The project became a bit long for one post so I’ll do it in parts. The next post (part 2) will compare model specifications and provide lists of players who are not enshrined, but best match the players already in the hall. Next I will look at hall of famers who had the lowest probability of induction and current or recently retired players who have the best chance of induction. Finally I may look at how changes in productivity would have affected players’ hall of fame chances (e.g. what difference would an additional all-star caliber season have made for Dale Murphy). For the last section I’m happy to take suggestions.
In his second post he finds something very interesting.

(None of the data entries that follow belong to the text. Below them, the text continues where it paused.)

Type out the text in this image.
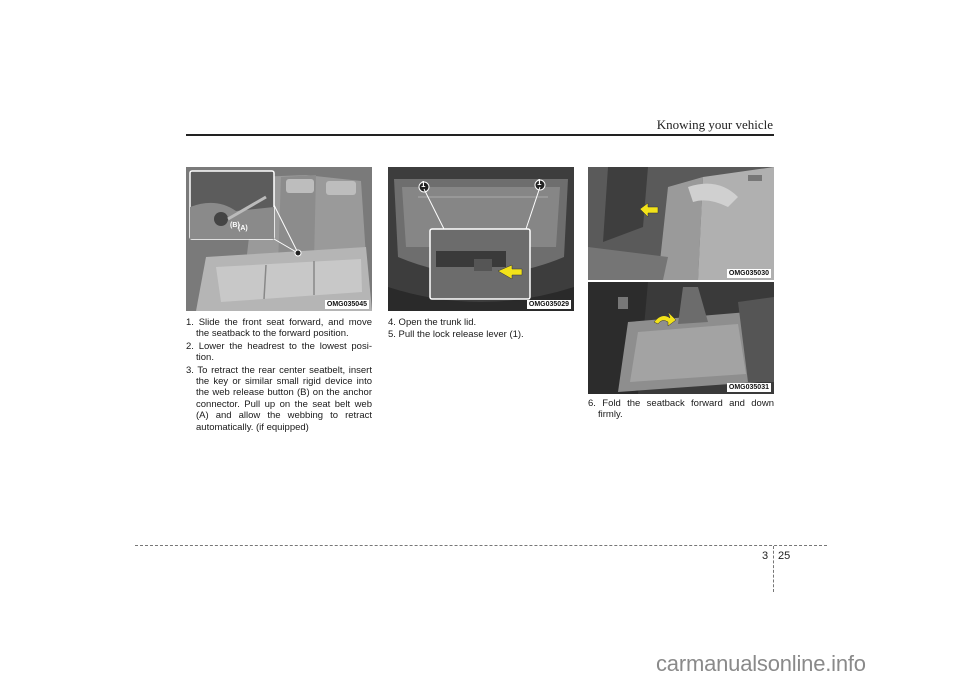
Knowing your vehicle
(B)
(A)
OMG035045
1	1
OMG035029
OMG035030
OMG035031

1. Slide the front seat forward, and move the seatback to the forward position.

2. Lower the headrest to the lowest posi-tion.

3. To retract the rear center seatbelt, insert the key or similar small rigid device into the web release button (B) on the anchor connector. Pull up on the seat belt web (A) and allow the webbing to retract automatically. (if equipped)

4. Open the trunk lid.

5. Pull the lock release lever (1).

6. Fold the seatback forward and down firmly.

3 25
carmanualsonline.info
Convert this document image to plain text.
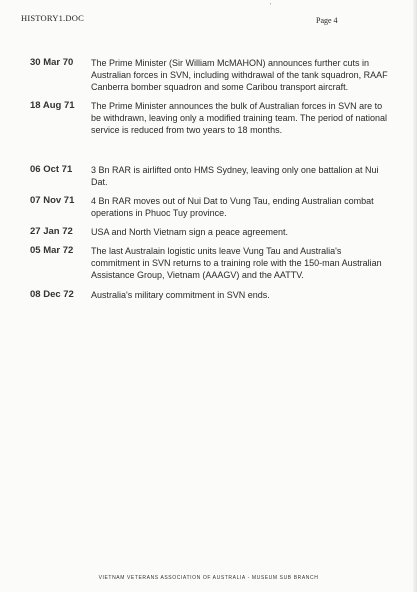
HISTORY1.DOC
'
Page 4
30 Mar 70	The Prime Minister (Sir William McMAHON) announces further cuts in Australian forces in SVN, including withdrawal of the tank squadron, RAAF Canberra bomber squadron and some Caribou transport aircraft.
18 Aug 71	The Prime Minister announces the bulk of Australian forces in SVN are to be withdrawn, leaving only a modified training team. The period of national service is reduced from two years to 18 months.
06 Oct 71	3 Bn RAR is airlifted onto HMS Sydney, leaving only one battalion at Nui Dat.
07 Nov 71	4 Bn RAR moves out of Nui Dat to Vung Tau, ending Australian combat operations in Phuoc Tuy province.
27 Jan 72	USA and North Vietnam sign a peace agreement.
05 Mar 72	The last Australain logistic units leave Vung Tau and Australia's commitment in SVN returns to a training role with the 150-man Australian Assistance Group, Vietnam (AAAGV) and the AATTV.
08 Dec 72	Australia's military commitment in SVN ends.
VIETNAM VETERANS ASSOCIATION OF AUSTRALIA - MUSEUM SUB BRANCH
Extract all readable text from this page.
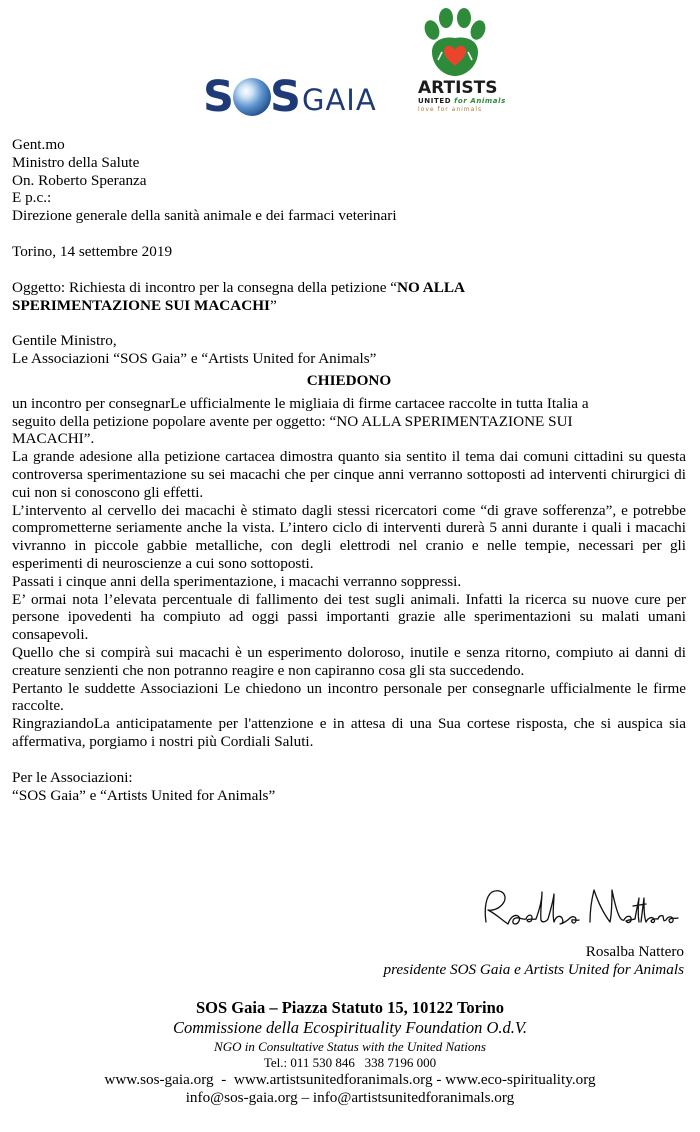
S S GAIA ARTISTS
UNITED for Animals
love for animals
Gent.mo
Ministro della Salute
On. Roberto Speranza
E p.c.:
Direzione generale della sanità animale e dei farmaci veterinari
Torino, 14 settembre 2019
Oggetto: Richiesta di incontro per la consegna della petizione “NO ALLA
SPERIMENTAZIONE SUI MACACHI”
Gentile Ministro,
Le Associazioni “SOS Gaia” e “Artists United for Animals”
CHIEDONO
un incontro per consegnarLe ufficialmente le migliaia di firme cartacee raccolte in tutta Italia a
seguito della petizione popolare avente per oggetto: “NO ALLA SPERIMENTAZIONE SUI
MACACHI”.
La grande adesione alla petizione cartacea dimostra quanto sia sentito il tema dai comuni cittadini su questa controversa sperimentazione su sei macachi che per cinque anni verranno sottoposti ad interventi chirurgici di cui non si conoscono gli effetti.
L’intervento al cervello dei macachi è stimato dagli stessi ricercatori come “di grave sofferenza”, e potrebbe comprometterne seriamente anche la vista. L’intero ciclo di interventi durerà 5 anni durante i quali i macachi vivranno in piccole gabbie metalliche, con degli elettrodi nel cranio e nelle tempie, necessari per gli esperimenti di neuroscienze a cui sono sottoposti.
Passati i cinque anni della sperimentazione, i macachi verranno soppressi.
E’ ormai nota l’elevata percentuale di fallimento dei test sugli animali. Infatti la ricerca su nuove cure per persone ipovedenti ha compiuto ad oggi passi importanti grazie alle sperimentazioni su malati umani consapevoli.
Quello che si compirà sui macachi è un esperimento doloroso, inutile e senza ritorno, compiuto ai danni di creature senzienti che non potranno reagire e non capiranno cosa gli sta succedendo.
Pertanto le suddette Associazioni Le chiedono un incontro personale per consegnarle ufficialmente le firme raccolte.
RingraziandoLa anticipatamente per l'attenzione e in attesa di una Sua cortese risposta, che si auspica sia affermativa, porgiamo i nostri più Cordiali Saluti.
Per le Associazioni:
“SOS Gaia” e “Artists United for Animals”
Rosalba Nattero
presidente SOS Gaia e Artists United for Animals
SOS Gaia – Piazza Statuto 15, 10122 Torino
Commissione della Ecospirituality Foundation O.d.V.
NGO in Consultative Status with the United Nations
Tel.: 011 530 846   338 7196 000
www.sos-gaia.org  -  www.artistsunitedforanimals.org - www.eco-spirituality.org
info@sos-gaia.org – info@artistsunitedforanimals.org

The real difference between [Bradbury’s basic model] and [a model that includes the average winning percentage of a players teams as well as a dummy variable indicating whether he won a world series] shows up when comparing players. [The latter model] was particularly harsh on Professor Bradbury’s favorite player, Dale Murphy. According to it, Murphy’s chances were hurt by his lack of a World Series ring and the .443 winning percentage of the teams he played on.
It’s a shame, but I’m not surprised about the impact of team quality. I’m looking forward to the next two parts. I like what he’s doing here.